Wednesday, October 21, 2015

10 Lessons Learned in Switzerland

1)  Buy a first-class rail pass. That was Handy's idea. I would've gone for the cheap seats, but as we quickly learned, the first-class cars were much more comfortable, cleaner, less crowded, and had panoramic windows to better view the countryside, which was the whole point. And we got great photos from inside the train..like these!





2) If you don't read German, you're pretty much screwed. The translator app on your American iphone is useful only in America. Although "Toi Toi" is self-explanatory!
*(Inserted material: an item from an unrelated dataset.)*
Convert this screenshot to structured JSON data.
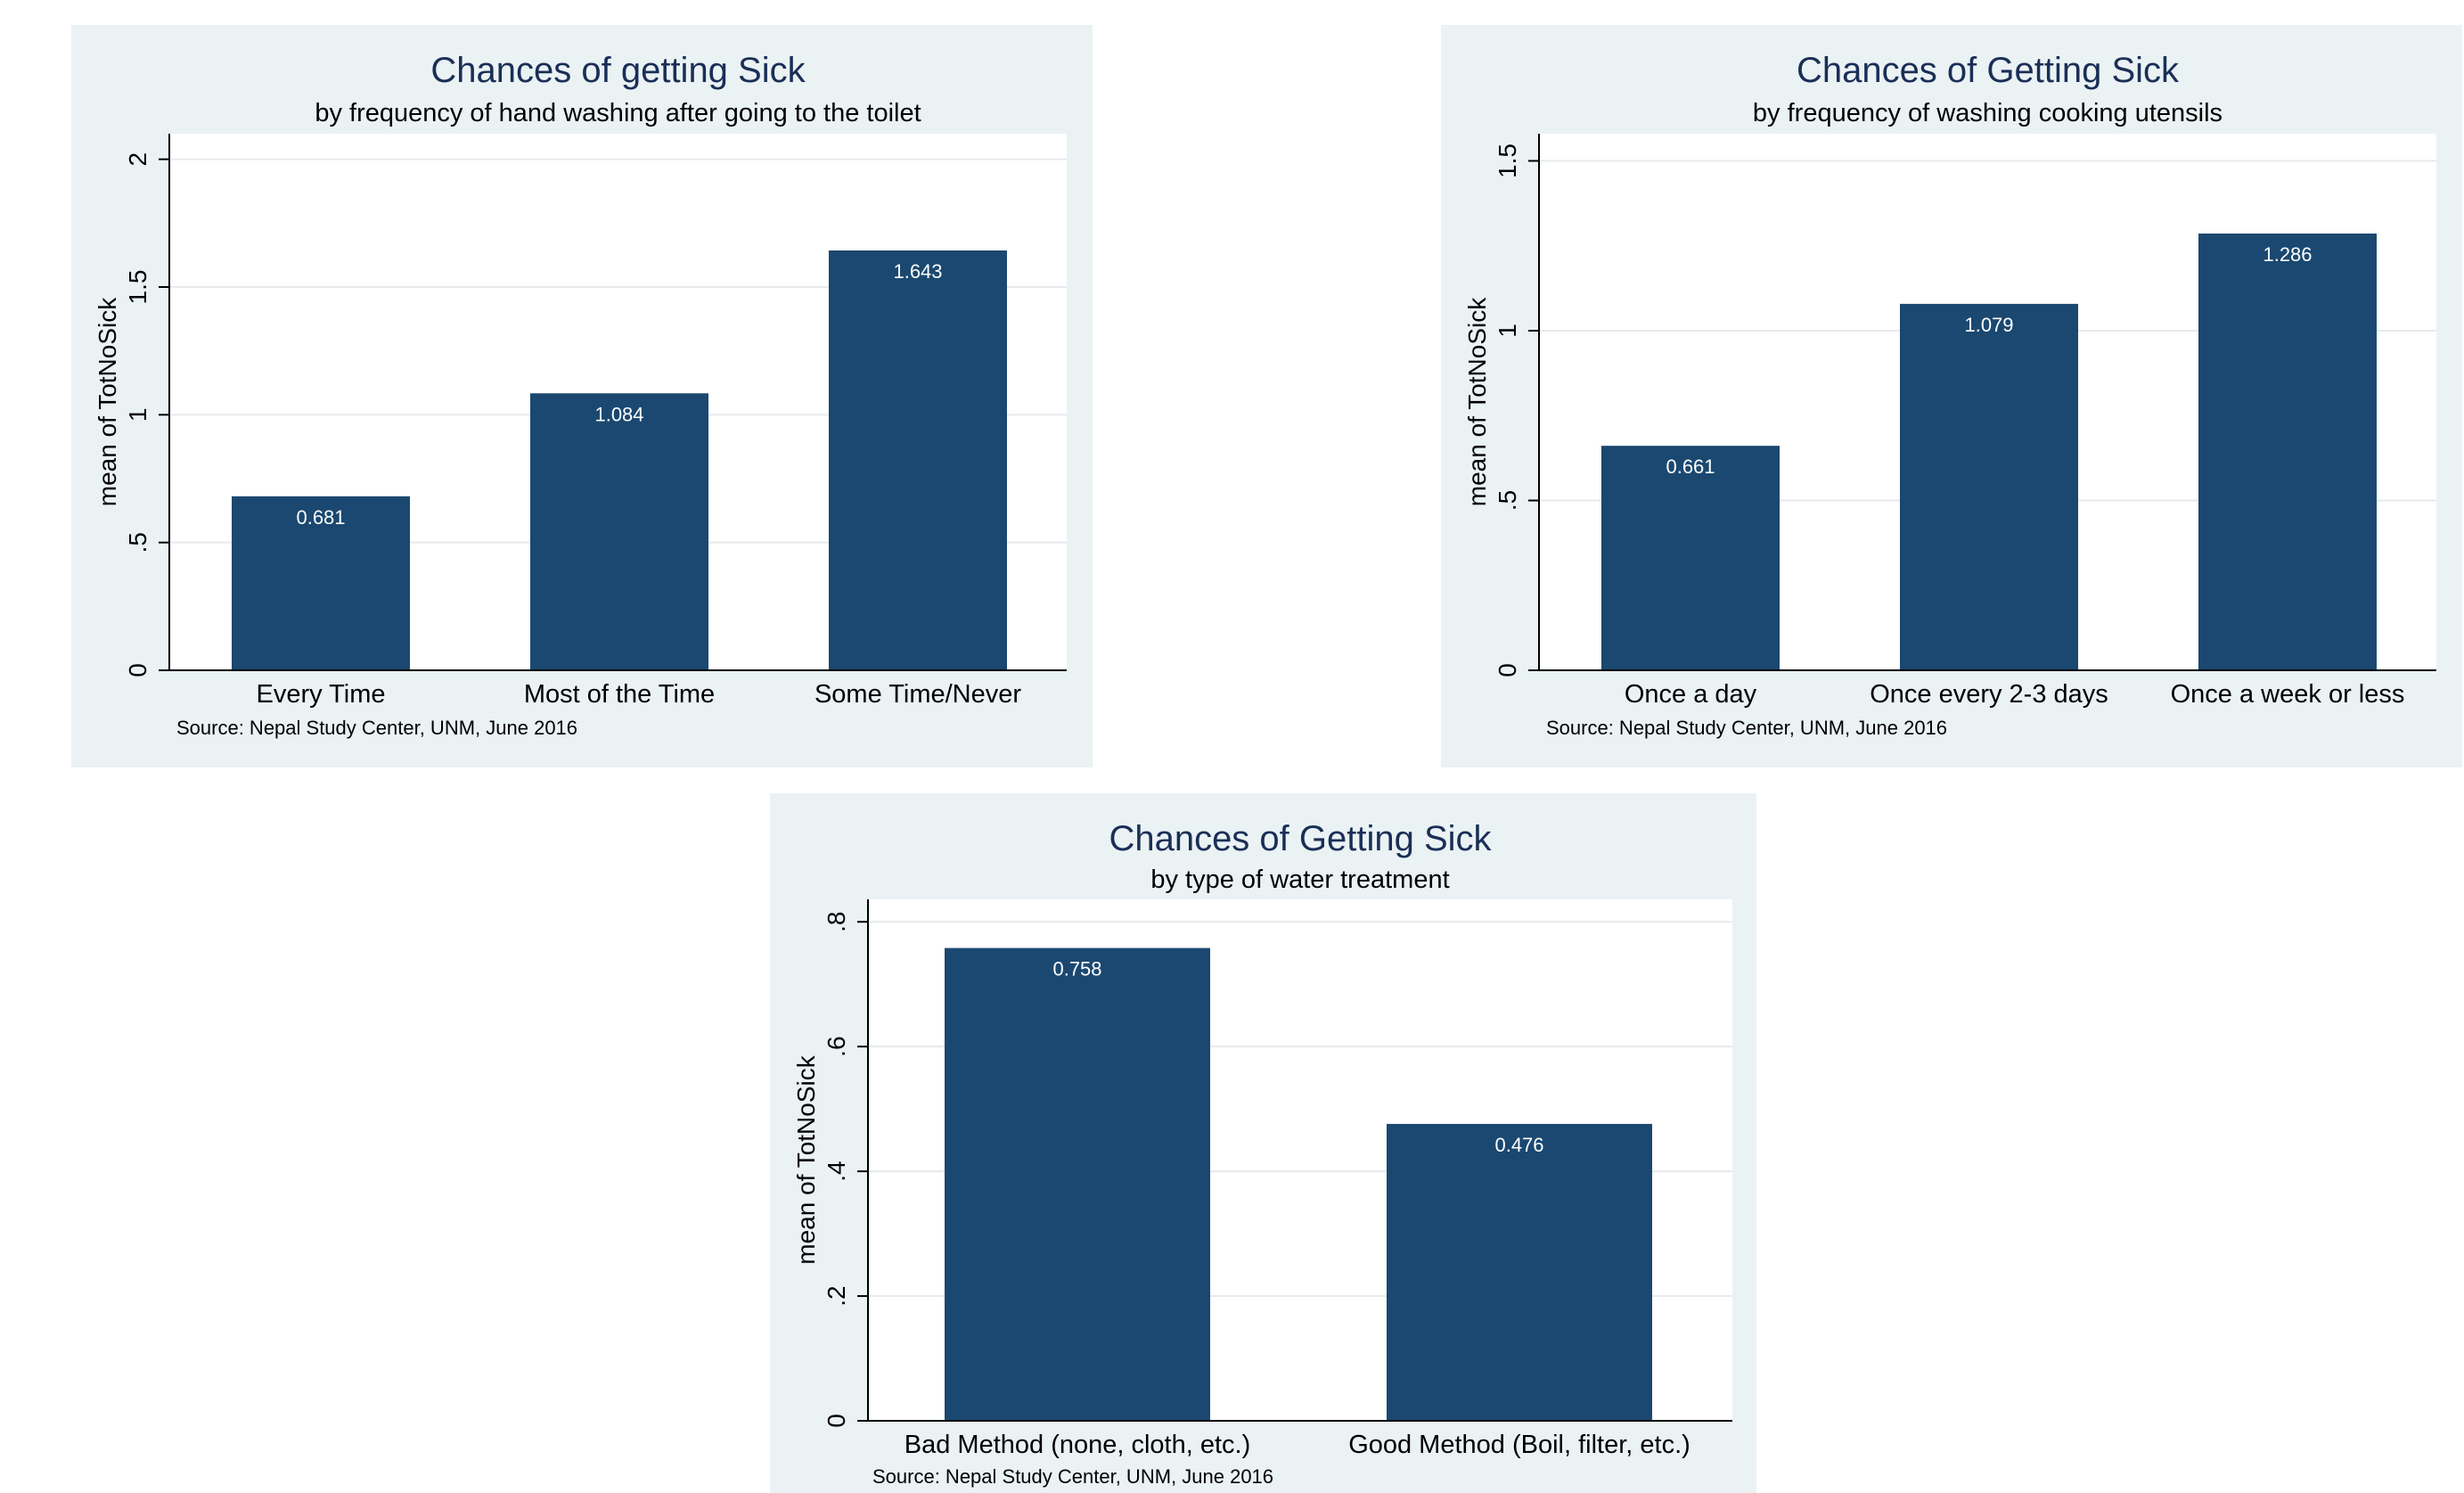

3)  The transportation system in Europe is FAR superior to anything I have experienced in the U.S. However, it's best to figure out and agree on a schedule before boarding a train. There isn't much time to make a decision, as the trains stop at the station for just a couple minutes and then off they go. In Bern, I had learned enough German vocabulary to figure that the train we wanted was delayed, but we were at the right gate, so when the whistle blew Handy hopped on the train, pulling me in after him. The door clipped me on the heel...that's how close I came to plunging to my death under the wheels of the wrong stinkin' train!

4)  If you get on the wrong train, don't panic. There's always another train to where you really want to go.


5)  Life without a constant barrage of advertising is blissful. No billboards, no neon signs, no McDonald's, no Walmart. Love.


6)  You don't have to pay $2 for a clean bathroom. All the bathrooms in Switzerland are clean. In fact, everything in Switzerland is clean. We saw a park employee scrubbing an ashtray in a bucket of soapy water; an ashtray that in the U.S. would never be cleaned...ever.


7)  Speaking of ashtrays, everyone smokes. Everywhere.


8)  If you're the kind of person who wouldn't be caught dead in a pair of sturdy, "sensible" shoes, you need to rethink that position. Even cute flats don't cut it. Take your hiking boots.








9)  The Swiss are reserved, much like Yoopers. But if you make the effort of communicate, you will find them to be charming and fascinating. Even the children, who speak several languages.






10) Don't approach a police officer with a machine gun. Just trust me on this one.